Sambungnya, pola serupa kembali terlihat pada periode Oktober 2023-September 2024. KontraS mencatat terdapat 131 vonis terhadap anggota TNI yang melakukan tindak pidana.
Masih kata Vebrina, dalam periode tersebut terdapat 123 kasus penganiayaan, dua kasus pembunuhan, dan enam kasus pembunuhan berencana. Namun, vonis yang dijatuhkan berada pada rentang tiga hingga sepuluh bulan penjara, dengan hukuman terberat hanya sepuluh bulan.

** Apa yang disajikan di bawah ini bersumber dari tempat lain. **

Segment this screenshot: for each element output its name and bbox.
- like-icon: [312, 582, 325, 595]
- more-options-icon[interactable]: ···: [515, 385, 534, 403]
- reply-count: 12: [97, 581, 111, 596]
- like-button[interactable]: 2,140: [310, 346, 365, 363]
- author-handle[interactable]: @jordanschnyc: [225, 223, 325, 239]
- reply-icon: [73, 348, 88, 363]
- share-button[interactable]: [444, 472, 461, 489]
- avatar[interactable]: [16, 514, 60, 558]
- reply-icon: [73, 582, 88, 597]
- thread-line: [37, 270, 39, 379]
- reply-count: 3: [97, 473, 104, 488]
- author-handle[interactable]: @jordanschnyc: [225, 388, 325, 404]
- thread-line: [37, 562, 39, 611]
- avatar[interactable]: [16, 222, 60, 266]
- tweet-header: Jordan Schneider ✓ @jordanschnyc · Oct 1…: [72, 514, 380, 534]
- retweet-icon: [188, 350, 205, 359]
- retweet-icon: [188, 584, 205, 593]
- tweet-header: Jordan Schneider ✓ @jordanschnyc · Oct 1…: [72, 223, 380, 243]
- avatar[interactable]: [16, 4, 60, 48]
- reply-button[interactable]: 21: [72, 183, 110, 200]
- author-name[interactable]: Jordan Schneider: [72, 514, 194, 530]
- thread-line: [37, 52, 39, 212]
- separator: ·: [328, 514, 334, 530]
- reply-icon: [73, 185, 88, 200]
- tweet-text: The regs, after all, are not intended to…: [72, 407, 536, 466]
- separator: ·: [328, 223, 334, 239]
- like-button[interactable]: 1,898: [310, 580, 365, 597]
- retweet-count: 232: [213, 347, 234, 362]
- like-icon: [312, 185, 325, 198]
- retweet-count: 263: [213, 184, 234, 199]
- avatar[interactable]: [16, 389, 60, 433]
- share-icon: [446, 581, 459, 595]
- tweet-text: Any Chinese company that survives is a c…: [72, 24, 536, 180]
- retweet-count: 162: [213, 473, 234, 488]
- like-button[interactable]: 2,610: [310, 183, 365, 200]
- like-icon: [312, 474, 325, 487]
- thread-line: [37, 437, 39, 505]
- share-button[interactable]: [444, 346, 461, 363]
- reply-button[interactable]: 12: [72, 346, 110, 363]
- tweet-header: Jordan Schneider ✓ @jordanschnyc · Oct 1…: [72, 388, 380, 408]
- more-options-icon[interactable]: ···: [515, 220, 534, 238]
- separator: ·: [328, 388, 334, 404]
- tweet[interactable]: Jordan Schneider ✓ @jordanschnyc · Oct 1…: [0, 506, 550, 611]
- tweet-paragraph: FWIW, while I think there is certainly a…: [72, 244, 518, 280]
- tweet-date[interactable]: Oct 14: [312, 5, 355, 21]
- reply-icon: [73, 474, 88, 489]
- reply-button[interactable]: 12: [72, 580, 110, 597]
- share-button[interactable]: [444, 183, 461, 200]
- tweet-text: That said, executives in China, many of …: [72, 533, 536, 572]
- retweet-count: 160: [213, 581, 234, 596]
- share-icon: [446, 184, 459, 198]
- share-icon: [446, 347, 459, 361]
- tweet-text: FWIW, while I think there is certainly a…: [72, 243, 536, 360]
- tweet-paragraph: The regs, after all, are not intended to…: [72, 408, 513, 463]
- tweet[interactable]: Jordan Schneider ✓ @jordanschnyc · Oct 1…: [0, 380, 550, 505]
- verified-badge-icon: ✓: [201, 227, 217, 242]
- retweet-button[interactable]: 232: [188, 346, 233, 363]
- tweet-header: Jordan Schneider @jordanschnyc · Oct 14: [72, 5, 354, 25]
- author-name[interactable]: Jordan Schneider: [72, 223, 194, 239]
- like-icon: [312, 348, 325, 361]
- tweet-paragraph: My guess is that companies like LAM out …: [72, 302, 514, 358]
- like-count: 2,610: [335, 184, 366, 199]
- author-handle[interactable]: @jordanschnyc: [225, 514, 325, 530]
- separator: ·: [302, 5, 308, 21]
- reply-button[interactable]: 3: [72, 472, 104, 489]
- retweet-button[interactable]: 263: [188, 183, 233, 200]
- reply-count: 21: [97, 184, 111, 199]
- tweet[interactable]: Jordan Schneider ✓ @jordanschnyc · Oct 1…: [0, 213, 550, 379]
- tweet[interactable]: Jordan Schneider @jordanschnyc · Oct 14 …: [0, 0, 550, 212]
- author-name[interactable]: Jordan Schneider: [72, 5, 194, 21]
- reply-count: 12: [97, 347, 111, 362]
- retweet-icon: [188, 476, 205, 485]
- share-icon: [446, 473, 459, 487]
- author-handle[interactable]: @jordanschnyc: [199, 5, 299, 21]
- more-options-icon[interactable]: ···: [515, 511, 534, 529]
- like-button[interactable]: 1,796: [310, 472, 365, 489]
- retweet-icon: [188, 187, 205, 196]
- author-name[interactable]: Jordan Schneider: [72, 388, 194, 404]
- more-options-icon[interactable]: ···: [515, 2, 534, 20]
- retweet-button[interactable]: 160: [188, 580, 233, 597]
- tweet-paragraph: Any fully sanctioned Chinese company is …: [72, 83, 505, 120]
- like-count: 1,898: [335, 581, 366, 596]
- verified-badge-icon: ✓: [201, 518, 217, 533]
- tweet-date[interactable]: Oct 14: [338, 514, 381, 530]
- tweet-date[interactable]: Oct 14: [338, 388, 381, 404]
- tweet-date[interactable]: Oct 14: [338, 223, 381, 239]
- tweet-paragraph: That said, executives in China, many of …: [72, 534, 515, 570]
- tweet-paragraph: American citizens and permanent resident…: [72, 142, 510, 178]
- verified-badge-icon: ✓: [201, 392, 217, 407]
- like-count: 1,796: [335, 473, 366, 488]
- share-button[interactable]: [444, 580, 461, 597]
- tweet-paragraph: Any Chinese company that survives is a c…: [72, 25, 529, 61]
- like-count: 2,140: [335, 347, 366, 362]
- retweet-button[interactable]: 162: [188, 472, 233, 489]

Menurutnya, ketika tindak penganiayaan, pembunuhan, bahkan pembunuhan berencana terhadap warga sipil berujung pada hukuman yang ringan, maka pertanyaan mendasar mengenai efektivitas dan independensi peradilan militer tidak dapat lagi dihindari.
"Peradilan militer tidak boleh menjadi mekanisme yang menghasilkan disparitas perlakuan hukum antara anggota TNI dan warga sipil," pungkasnya.